“We believe that acknowledgments of the Armenian Genocide are an important step toward ending the final stage of every genocide, denial, which continues to inflict suffering on the group that has been victimized – an inhuman assault on memory perpetrated by the Turkish government for more than 90 years.”
“The 94-year denial of the Armenian Genocide has emboldened perpetrators ever since.”
IAGS letter to President Barack Obama, 3.7.09
“Studies by genocide scholars prove that the single best predictor of future genocide is denial of a past genocide coupled with impunity for its perpetrators. Genocide Deniers are three times more likely to commit genocide again than other governments.”
Testimony to Congress by Dr. Gregory Stanton, President, IAGS, 4.23.08
“Denials of known events of genocide must be treated as acts of bitter and malevolent psychological aggression, certainly against the victims, but really against all of human society, for such denials literally celebrate genocidal violence and in the process suggestively call for renewed massacres – of the same people or of others.”
Dr. Israel Charny, Executive Director, Institute on the Holocaust and Genocide, Jerusalem, 7.17.01
“The black hole of forgetting is the negative force that results in future genocides. When Adolf Hitler was asked if his planned invasion of Poland was a violation of international law, he scoffed,‘Who ever heard of the extermination of the Armenians?’”
The 8 Stages of Genocide by Dr. Gregory Stanton, President, Genocide Watch, 1996
“We represent the major body of scholars who study genocide in North America and Europe. We are concerned that in calling for an impartial study of the Armenian Genocide, you may not be fully aware of the extent of the scholarly and intellectual record on the Armenian Genocide and how this event conforms to the definition of the United Nations Genocide Convention ... We note that there may be differing interpretations of genocide—how and why the Armenian Genocide happened—but to deny its factual and moral reality as genocide is not to engage in scholarship but in propaganda and efforts to absolve the perpetrator, blame the victims, and erase the ethical meaning of this history ... We would also note that scholars who advise your government and who are affiliated in other ways with your state-controlled institutions are not impartial.
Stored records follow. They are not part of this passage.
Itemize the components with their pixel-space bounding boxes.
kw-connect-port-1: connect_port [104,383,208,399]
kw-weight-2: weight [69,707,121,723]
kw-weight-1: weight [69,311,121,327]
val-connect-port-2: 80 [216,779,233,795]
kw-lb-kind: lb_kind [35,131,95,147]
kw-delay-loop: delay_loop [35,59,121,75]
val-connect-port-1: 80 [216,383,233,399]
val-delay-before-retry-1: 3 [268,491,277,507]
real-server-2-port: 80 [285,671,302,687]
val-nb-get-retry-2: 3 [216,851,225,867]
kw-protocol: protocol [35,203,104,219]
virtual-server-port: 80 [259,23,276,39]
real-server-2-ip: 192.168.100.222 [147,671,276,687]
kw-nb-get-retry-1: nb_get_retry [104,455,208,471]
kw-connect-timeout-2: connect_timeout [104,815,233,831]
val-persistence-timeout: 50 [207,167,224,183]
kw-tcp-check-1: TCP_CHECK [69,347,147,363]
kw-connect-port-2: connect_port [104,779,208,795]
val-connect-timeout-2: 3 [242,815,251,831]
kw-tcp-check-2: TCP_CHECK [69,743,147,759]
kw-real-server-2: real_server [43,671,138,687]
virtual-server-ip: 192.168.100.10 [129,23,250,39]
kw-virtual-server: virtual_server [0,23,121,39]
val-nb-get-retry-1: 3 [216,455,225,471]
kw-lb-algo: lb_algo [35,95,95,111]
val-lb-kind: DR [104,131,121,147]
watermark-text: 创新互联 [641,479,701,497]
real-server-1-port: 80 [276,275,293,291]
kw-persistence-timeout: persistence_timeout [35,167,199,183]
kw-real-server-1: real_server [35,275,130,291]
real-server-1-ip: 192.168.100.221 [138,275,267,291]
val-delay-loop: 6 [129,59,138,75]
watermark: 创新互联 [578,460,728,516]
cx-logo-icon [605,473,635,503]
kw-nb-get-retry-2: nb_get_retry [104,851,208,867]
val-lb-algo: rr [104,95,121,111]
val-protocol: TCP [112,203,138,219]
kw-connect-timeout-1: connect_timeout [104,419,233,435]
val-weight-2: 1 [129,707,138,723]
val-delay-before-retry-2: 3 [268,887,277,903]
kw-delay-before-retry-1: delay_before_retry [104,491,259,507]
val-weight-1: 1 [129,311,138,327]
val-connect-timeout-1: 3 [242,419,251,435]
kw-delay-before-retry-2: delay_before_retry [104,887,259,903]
Such so-called “scholars” work to serve the agenda of historical and moral obfuscation when they advise you and the Turkish Parliament on how to deny the Armenian Genocide.
IAGS letter to Turkish Prime Minister Recep Tayyip Erdogan, 6.13.05
“It is disingenuous of the government of Turkey to use the red herring of a ‘historians’ commission,’ half of whose members would be appointed by the Turkish government, to ‘study’ the facts of what occurred in 1915 ... A ‘commission of historians’ would only serve the interests of Turkish genocide deniers.”
IAGS letter to U.S. Representatives Tom Lantos and Ileana Ros-Lehtinen, 10.5.07
“Turkey’s call for an ‘historical commission’ to study the events of 1915 is an attempt to put genocide deniers on an equal level with genuine scholars.”
IAGS letter to President Barack Obama, 3.7.09
“There is no more ‘other side’ to the truth about the Armenian genocide than there is about the Holocaust.”
Testimony to Congress by Dr. Gregory Stanton, President, IAGS, 4.23.08
“The government of Turkey has since continued to call for a ‘historian's commission’ of scholars to ‘study the facts of what happened in 1915-1923.’ The proposed committee is marketed as a high-minded quest for truth and reconciliation, a long overdue arbitration of disputed history, and a chance to finally give equal weight to both sides of the story. But as the saying goes, a lie isn't the other side of any story. It's just a lie.”
State of Denial, Summer 2008, Southern Poverty Law Center.